What If You Have a Kitten?
Young kittens cause problems with their claws because they are too small to jump up beside you so they climb up the front of the sofa instead. They may leap onto a dining room chair, overshoot their mark, and dig in to prevent falling off.
Basically, all you need to do is follow the three-point program already outlined above. But some kittens also climb drapes and furniture. If your kitten is a climber, it is important that you provide a tall post or climbing tree as soon as possible where she can channel these tendencies. To protect your drapes, make a “rug” of Contact paper placed sticky side up where the kitten would have to stand to start up the drapes. Or wrap the bottoms of the drapes in bags until you feel the kitten has forgotten about climbing them.
You should also temporarily cover your furniture. Drape your upholstered furniture with sheets or throws and tie them at the legs to be sure the kitten doesn’t crawl up underneath. Lay magazines or newspaper sections on wood chairs or tables where the kitten is likely to jump. These steps will protect your furniture until the kitten has matured. People with babies and even puppies must take steps to protect the house. Kittens go through a destructive childhood too, only it is not as well publicized or accepted.
We Don’t Recommend Declawing.
There are many misconceptions about declawing.

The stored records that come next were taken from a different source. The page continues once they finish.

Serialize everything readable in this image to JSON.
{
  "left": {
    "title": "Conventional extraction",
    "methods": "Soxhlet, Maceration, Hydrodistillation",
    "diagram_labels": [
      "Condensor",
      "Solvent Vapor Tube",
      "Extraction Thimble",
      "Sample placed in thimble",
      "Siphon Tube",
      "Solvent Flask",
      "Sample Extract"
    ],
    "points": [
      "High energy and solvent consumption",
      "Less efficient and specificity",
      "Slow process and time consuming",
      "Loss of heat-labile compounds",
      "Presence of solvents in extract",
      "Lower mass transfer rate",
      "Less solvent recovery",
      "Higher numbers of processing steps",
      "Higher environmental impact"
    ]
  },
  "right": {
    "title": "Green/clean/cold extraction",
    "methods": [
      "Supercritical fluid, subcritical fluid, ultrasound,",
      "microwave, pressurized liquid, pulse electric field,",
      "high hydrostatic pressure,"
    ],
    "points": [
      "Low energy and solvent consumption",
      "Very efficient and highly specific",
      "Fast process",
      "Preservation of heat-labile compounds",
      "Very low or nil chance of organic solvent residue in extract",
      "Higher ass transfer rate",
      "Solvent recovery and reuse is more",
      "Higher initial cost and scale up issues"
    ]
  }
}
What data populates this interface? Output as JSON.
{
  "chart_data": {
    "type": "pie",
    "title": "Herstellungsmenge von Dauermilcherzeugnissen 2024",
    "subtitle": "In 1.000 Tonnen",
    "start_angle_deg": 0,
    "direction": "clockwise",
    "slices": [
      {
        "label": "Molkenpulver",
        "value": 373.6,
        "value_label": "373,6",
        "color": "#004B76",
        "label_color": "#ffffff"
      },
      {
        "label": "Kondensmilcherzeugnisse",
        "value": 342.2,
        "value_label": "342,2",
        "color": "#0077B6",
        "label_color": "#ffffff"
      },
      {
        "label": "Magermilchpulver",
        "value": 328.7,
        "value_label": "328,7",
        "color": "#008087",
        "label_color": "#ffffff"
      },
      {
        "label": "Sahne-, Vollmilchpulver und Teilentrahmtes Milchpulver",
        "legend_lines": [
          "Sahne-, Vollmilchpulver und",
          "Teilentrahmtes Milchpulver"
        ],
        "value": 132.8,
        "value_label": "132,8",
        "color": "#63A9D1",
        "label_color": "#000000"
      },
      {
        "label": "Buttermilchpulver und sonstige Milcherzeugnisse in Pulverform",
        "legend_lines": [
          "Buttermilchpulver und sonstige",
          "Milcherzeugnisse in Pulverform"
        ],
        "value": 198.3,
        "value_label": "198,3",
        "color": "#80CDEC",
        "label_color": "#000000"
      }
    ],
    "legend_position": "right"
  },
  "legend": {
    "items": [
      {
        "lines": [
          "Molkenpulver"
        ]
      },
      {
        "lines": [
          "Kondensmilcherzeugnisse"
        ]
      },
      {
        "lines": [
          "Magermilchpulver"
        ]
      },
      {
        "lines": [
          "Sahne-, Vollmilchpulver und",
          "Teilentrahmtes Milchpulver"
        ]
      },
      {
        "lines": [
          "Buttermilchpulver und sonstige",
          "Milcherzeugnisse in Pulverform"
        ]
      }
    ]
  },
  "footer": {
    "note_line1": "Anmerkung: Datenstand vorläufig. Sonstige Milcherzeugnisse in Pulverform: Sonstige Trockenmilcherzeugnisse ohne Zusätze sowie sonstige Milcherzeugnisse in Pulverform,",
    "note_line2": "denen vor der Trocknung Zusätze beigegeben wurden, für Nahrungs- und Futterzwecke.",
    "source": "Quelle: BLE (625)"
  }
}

Many people feel that declawing a cat makes it safer to be around babies or children. In reality, a declawed cat may become a biter and more neurotic. Also, people feel that if they have one declawed cat, any additional cat also must be declawed so it won’t take advantage of the declawed one. Actually, when cats fight with each other, they bite more than they claw. Once the cats know and accept each other, there will be very little fighting so the claws should not be a problem.
When a cat is declawed, the veterinarian anesthetizes the cat and amputates the last joint of each toe, including the bone so that the entire claw is removed. Convalescence takes one to two weeks, during which time the pain gradually diminishes. The cat may have altered feeling in the toes for quite some time. Sometimes, the healing process can be plagued with complications such as hemorrhage, bone chips which prevent healing, damage (either permanent or temporary) to the radial nerve, pain, and later, claws which may grow abnormally. The cat is not able to balance quite as well as she could, and she must be kept indoors because she can no longer adequately defend herself. Some veterinarians refuse to perform the surgery because they think it is cruel and inhumane. Most cat organizations prohibit declawed cats from being shown because they feel that declawing is unnatural.
There can be emotional complications form delcawing too. Nature gave the cat claws as a first line of defense and escape. If you tamper with such a vital survival mechanism, there will be emotional repercussions. Some veterinarians observe that declawed cats develop chronic bladder and skin problems soon after they have been declawed as a result of their insecurity. Very often declawed cats resort to biting whenever they feel threatened, which can be often when they know their claws are gone. Some become chronic wetters and urinate (and even defecate) outside their litter box when they become anxious. They can’t reassure themselves by clawing to mark their territory, so they resort to urinating.
People who have their cats declawed usually don’t understand how important, physically and emotionally, the claws are to the cat – and they don’t know how else to cope with the problem. Follow the steps recommended above and declawing your cat is not necessary. If your diligent efforts should somehow fail, your veterinarian may be able to suggest declawing alternatives.
Why do costly, unnecessary, painful and possibly hazardous surgery just to correct a training problem? Cats have claws for a reason! With a little work and commitment to your cat’s welfare, you’ll eliminate the reason to declaw – and make her a better pet as well. Furniture is expensive, but a cat’s well-being is priceless.
Did you know?
Declawing is illegal and considered animal cruelty in many nations.